In some Indian cities, toll collections from passenger vehicles (PVs) are substantial, but in the broader context of state finances, the total amount may be relatively manageable. In an era of electronic toll collection via FasTag, the state government could assume the role of the toll payer, rather than individual commuters. This would allow the state to pay the tolling entity for the vehicles passing through, effectively shifting the financial burden from the public to the state without disrupting the economic calculations that underpinned the original infrastructure financing. This approach is particularly feasible when the tolling agency is under the control of the state government, as it offers a straightforward mechanism for implementation.
One approach to mitigating toll burdens could involve exempting PVs from tolls, as has been done in Mumbai. As noted previously, toll collections from PVs account for only a small fraction of the total toll revenue, despite comprising a much larger share of traffic volume. Commuters are also more likely to voice dissatisfaction with tolls, particularly when waiting times and costs rise, compared to commercial vehicles. To address this, a lump-sum toll tax could be levied at the time of vehicle registration.
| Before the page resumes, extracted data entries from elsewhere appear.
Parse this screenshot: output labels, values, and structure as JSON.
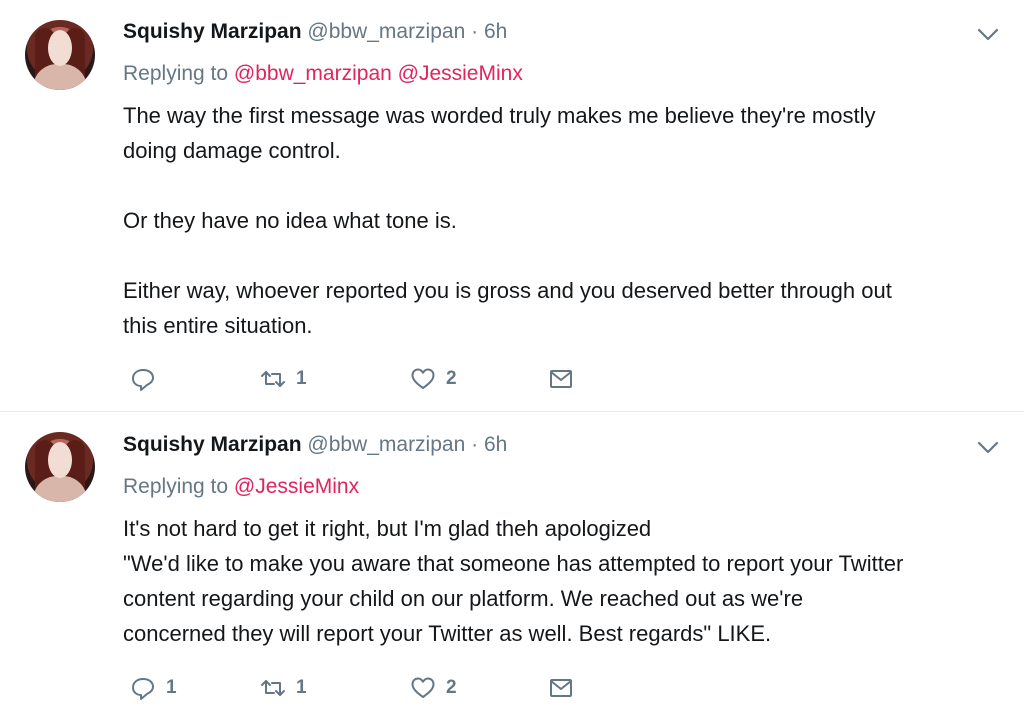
{
  "tweets": [
    {
      "author_name": "Squishy Marzipan",
      "handle": "@bbw_marzipan",
      "separator": "·",
      "time": "6h",
      "replying_prefix": "Replying to",
      "replying_to": [
        "@bbw_marzipan",
        "@JessieMinx"
      ],
      "body_lines": [
        "The way the first message was worded truly makes me believe they're mostly",
        "doing damage control.",
        "",
        "Or they have no idea what tone is.",
        "",
        "Either way, whoever reported you is gross and you deserved better through out",
        "this entire situation."
      ],
      "reply_count": "",
      "retweet_count": "1",
      "like_count": "2"
    },
    {
      "author_name": "Squishy Marzipan",
      "handle": "@bbw_marzipan",
      "separator": "·",
      "time": "6h",
      "replying_prefix": "Replying to",
      "replying_to": [
        "@JessieMinx"
      ],
      "body_lines": [
        "It's not hard to get it right, but I'm glad theh apologized",
        "\"We'd like to make you aware that someone has attempted to report your Twitter",
        "content regarding your child on our platform. We reached out as we're",
        "concerned they will report your Twitter as well. Best regards\" LIKE."
      ],
      "reply_count": "1",
      "retweet_count": "1",
      "like_count": "2"
    }
  ],
  "icons": {
    "reply": "reply-icon",
    "retweet": "retweet-icon",
    "like": "heart-icon",
    "dm": "envelope-icon",
    "more": "chevron-down-icon"
  },
  "colors": {
    "mention": "#e0245e",
    "secondary_text": "#657786",
    "primary_text": "#14171a",
    "divider": "#e6ecf0"
  }
}
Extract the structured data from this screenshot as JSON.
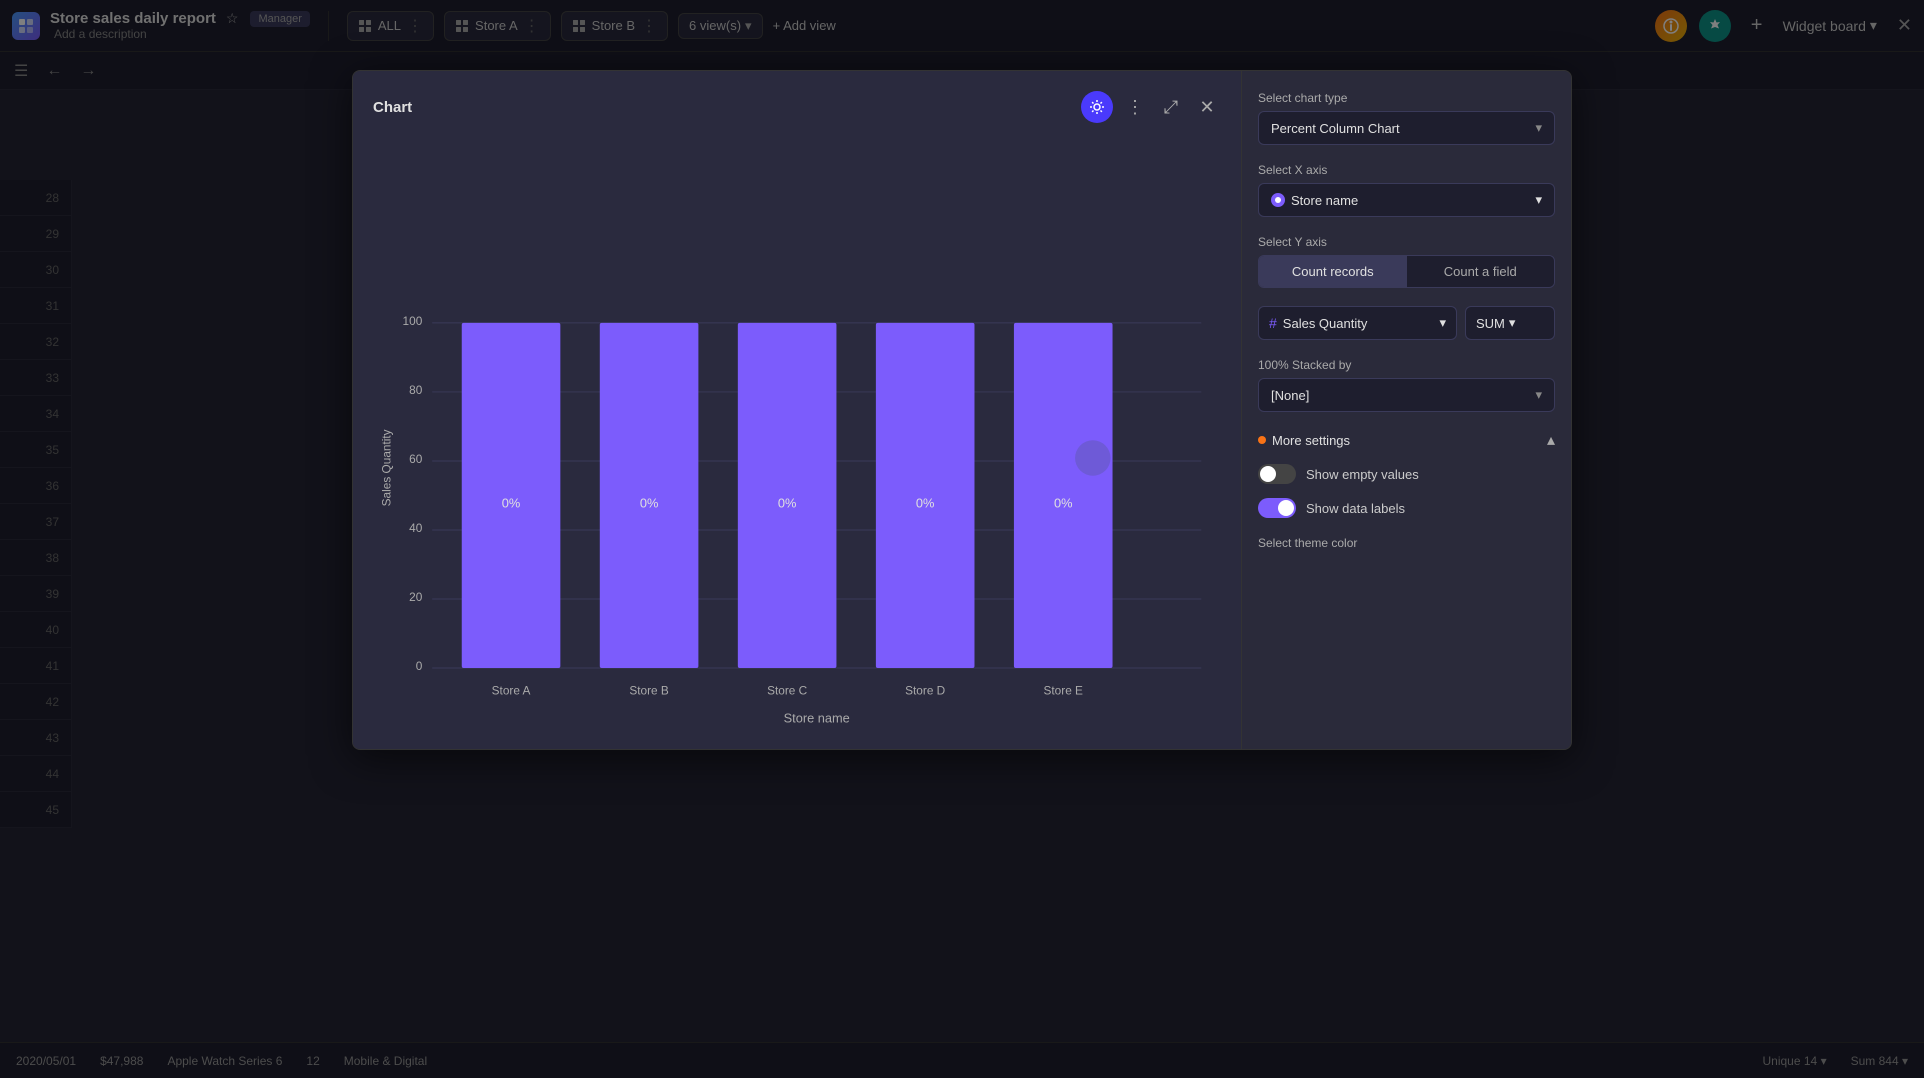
{
  "app": {
    "title": "Store sales daily report",
    "description": "Add a description",
    "badge": "Manager"
  },
  "topbar": {
    "views": [
      {
        "label": "ALL",
        "icon": "grid"
      },
      {
        "label": "Store A",
        "icon": "grid"
      },
      {
        "label": "Store B",
        "icon": "grid"
      }
    ],
    "views_count": "6 view(s)",
    "add_view": "+ Add view",
    "widget_board": "Widget board"
  },
  "modal": {
    "title": "Chart",
    "chart_type_label": "Select chart type",
    "chart_type_value": "Percent Column Chart",
    "x_axis_label": "Select X axis",
    "x_axis_value": "Store name",
    "y_axis_label": "Select Y axis",
    "y_axis_btn1": "Count records",
    "y_axis_btn2": "Count a field",
    "field_name": "Sales Quantity",
    "aggregation": "SUM",
    "stacked_label": "100% Stacked by",
    "stacked_value": "[None]",
    "more_settings": "More settings",
    "show_empty": "Show empty values",
    "show_labels": "Show data labels",
    "theme_color": "Select theme color"
  },
  "chart": {
    "y_label": "Sales Quantity",
    "x_label": "Store name",
    "y_ticks": [
      0,
      20,
      40,
      60,
      80,
      100
    ],
    "bars": [
      {
        "label": "Store A",
        "value": 100,
        "percent": "0%"
      },
      {
        "label": "Store B",
        "value": 100,
        "percent": "0%"
      },
      {
        "label": "Store C",
        "value": 100,
        "percent": "0%"
      },
      {
        "label": "Store D",
        "value": 100,
        "percent": "0%"
      },
      {
        "label": "Store E",
        "value": 100,
        "percent": "0%"
      }
    ],
    "bar_color": "#7c5cfc"
  },
  "row_numbers": [
    28,
    29,
    30,
    31,
    32,
    33,
    34,
    35,
    36,
    37,
    38,
    39,
    40,
    41,
    42,
    43,
    44,
    45
  ],
  "bottom_bar": {
    "date": "2020/05/01",
    "amount": "$47,988",
    "product": "Apple Watch Series 6",
    "qty": "12",
    "category": "Mobile & Digital",
    "unique": "Unique 14",
    "sum": "Sum 844"
  }
}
While this might seem unfair—particularly to those who predominantly use toll-free roads—it could appeal to those who prefer to avoid the hassle of tolls through GPS.
An alternative and politically attractive option would be to exempt green vehicles—those with low emissions—from tolls. With a clear and well-established system for labelling vehicles with green number plates, this exemption would be relatively simple to implement. It could also be a nudge towards green transportation, aligning with national policy objectives to reduce emissions. This concept mirrors policies in other global cities, such as London’s ultra-low emission zones, which incentivise the adoption of greener vehicles by charging higher fees for those with higher emissions.
Infrastructure development, particularly roads, creates significant value in the surrounding land (A Faster Road on the Periphery of a City Sprawl Can Have Immense Value, Pawar and Tilotia, India Infrastructure Review, 2004). As urban sprawl evolves, once-peripheral roads become key internal arteries, increasing the density of development in their vicinity. This densification typically leads to a surge in property values, creating a pool of untapped economic potential that can be harnessed by local or state governments.
To capitalise on this, authorities could adjust “circle rates” or stamp duty levies in the areas surrounding the new or upgraded infrastructure. Alternatively, governments could increase property taxes or sell additional development rights, as improved infrastructure can support higher population densities and increased traffic. These measures would generate additional revenue streams for the city or state, which could be allocated to a fund designed to continue paying tolls to the operating entity without further burdening commuters.
The challenge for policymakers lies in fostering inclusive growth without undermining the financial sustainability of infrastructure development. Creative financial solutions are needed so that cities do not choke on the infrastructure that was meant to help them expand.
The writer is distinguished fellow at The Infravision Foundation and co-founder, Thurro.